La deuxième partie démontre que "la pente actuelle du modèle énergétique mondial conduit à penser qu’en 2030 tout sera joué ou presque. En fonction du déroulement des événements à venir en l’espace d’une génération, beaucoup des traits dominants de ce modèle seront acquis, sinon pour le reste du siècle, tout au moins pour les trente années qui suivront. Mais l’éventail des possibles reste ouvert".

"Subir ou agir"

La troisième partie souligne l’apport de la science et de la technologie à la transition énergétique. Elle affirme que "le constat effectué sur le modèle énergétique mondial et ses scénarios d’évolution à l’horizon d’une génération montrent clairement l’urgence de décisions en matière de politique énergétique.
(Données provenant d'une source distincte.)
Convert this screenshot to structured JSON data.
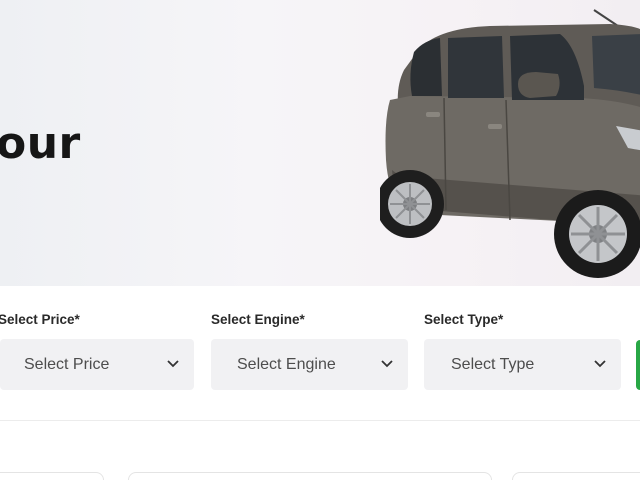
{
  "hero": {
    "title_fragment": "our"
  },
  "filters": [
    {
      "label": "Select Price*",
      "placeholder": "Select Price",
      "icon": "chevron-down-icon"
    },
    {
      "label": "Select Engine*",
      "placeholder": "Select Engine",
      "icon": "chevron-down-icon"
    },
    {
      "label": "Select Type*",
      "placeholder": "Select Type",
      "icon": "chevron-down-icon"
    }
  ],
  "colors": {
    "accent": "#28a745",
    "select_bg": "#f1f1f3",
    "car_body": "#6e6a64"
  }
}
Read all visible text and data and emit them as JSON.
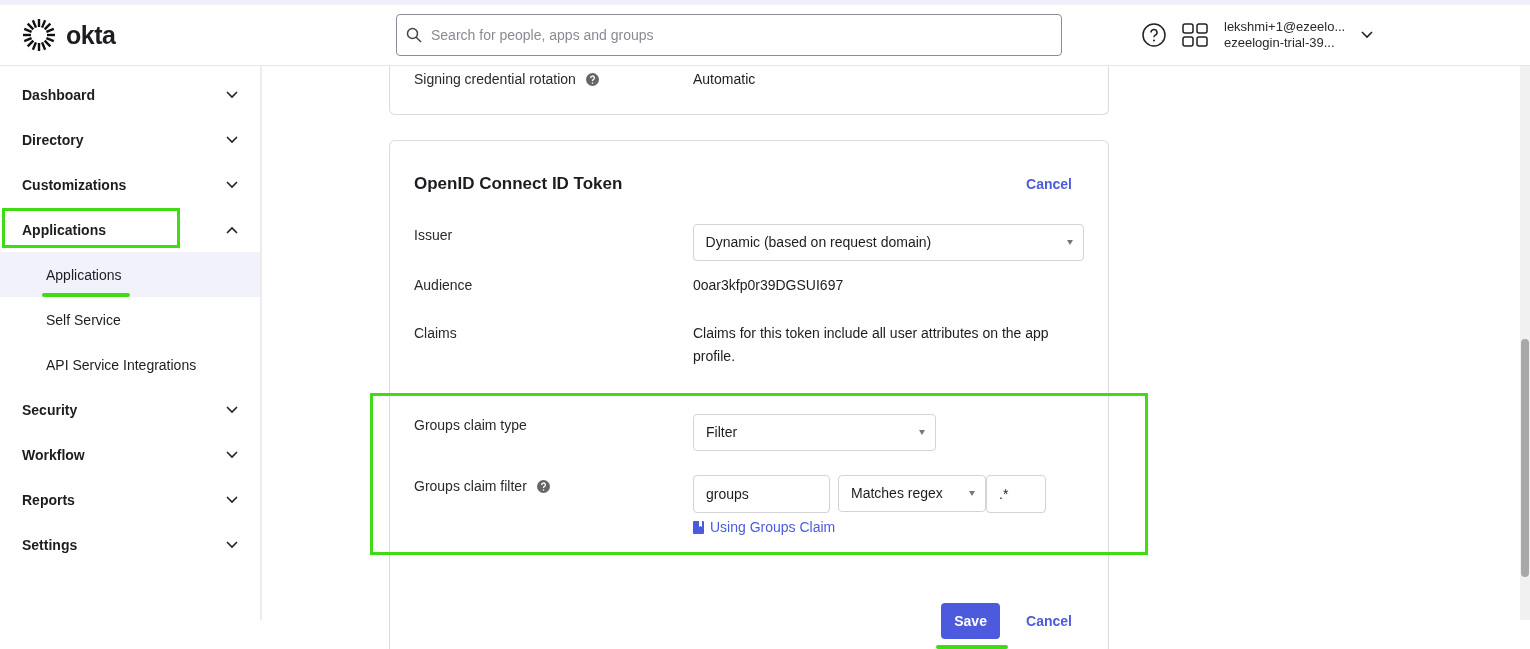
{
  "header": {
    "logo": "okta",
    "search": {
      "placeholder": "Search for people, apps and groups"
    },
    "user": {
      "email": "lekshmi+1@ezeelo...",
      "org": "ezeelogin-trial-39..."
    }
  },
  "sidebar": {
    "items": [
      {
        "label": "Dashboard",
        "expanded": false,
        "highlighted": false
      },
      {
        "label": "Directory",
        "expanded": false,
        "highlighted": false
      },
      {
        "label": "Customizations",
        "expanded": false,
        "highlighted": false
      },
      {
        "label": "Applications",
        "expanded": true,
        "highlighted": true,
        "children": [
          {
            "label": "Applications",
            "selected": true,
            "highlighted": true
          },
          {
            "label": "Self Service",
            "selected": false,
            "highlighted": false
          },
          {
            "label": "API Service Integrations",
            "selected": false,
            "highlighted": false
          }
        ]
      },
      {
        "label": "Security",
        "expanded": false,
        "highlighted": false
      },
      {
        "label": "Workflow",
        "expanded": false,
        "highlighted": false
      },
      {
        "label": "Reports",
        "expanded": false,
        "highlighted": false
      },
      {
        "label": "Settings",
        "expanded": false,
        "highlighted": false
      }
    ]
  },
  "signing_card": {
    "label": "Signing credential rotation",
    "value": "Automatic"
  },
  "token_card": {
    "title": "OpenID Connect ID Token",
    "cancel_link": "Cancel",
    "rows": [
      {
        "kind": "select",
        "label": "Issuer",
        "value": "Dynamic (based on request domain)"
      },
      {
        "kind": "text",
        "label": "Audience",
        "value": "0oar3kfp0r39DGSUI697"
      },
      {
        "kind": "text",
        "label": "Claims",
        "value": "Claims for this token include all user attributes on the app profile."
      }
    ],
    "groups_section": {
      "highlighted": true,
      "claim_type": {
        "label": "Groups claim type",
        "value": "Filter"
      },
      "claim_filter": {
        "label": "Groups claim filter",
        "name": "groups",
        "operator": "Matches regex",
        "pattern": ".*",
        "help_link": "Using Groups Claim"
      }
    },
    "save_button": {
      "label": "Save",
      "highlighted": true
    },
    "cancel_button": "Cancel"
  }
}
Le défi est simple : il faut avoir mis en place avant 2020 un modèle énergétique pertinent dans chaque pays, mais également à l’échelon planétaire".
Dans la quatrième partie, dix propositions sont émises pour réussir la transition énergétique. "À l’horizon de 2030, la poursuite de la tendance actuelle aboutira à une situation mondiale caractérisée par des coûts croissants dus au changement climatique et des prix du pétrole élevés. À l’échelon national comme à celui de la planète, ce mouvement aboutira à renforcer les inégalités, à créer des tensions inquiétantes et à rendre les investissements nécessaires pour la transition énergétique plus difficile à financer. Face à ces données, il y a deux comportements : subir ou agir", conclut la présentation du rapport.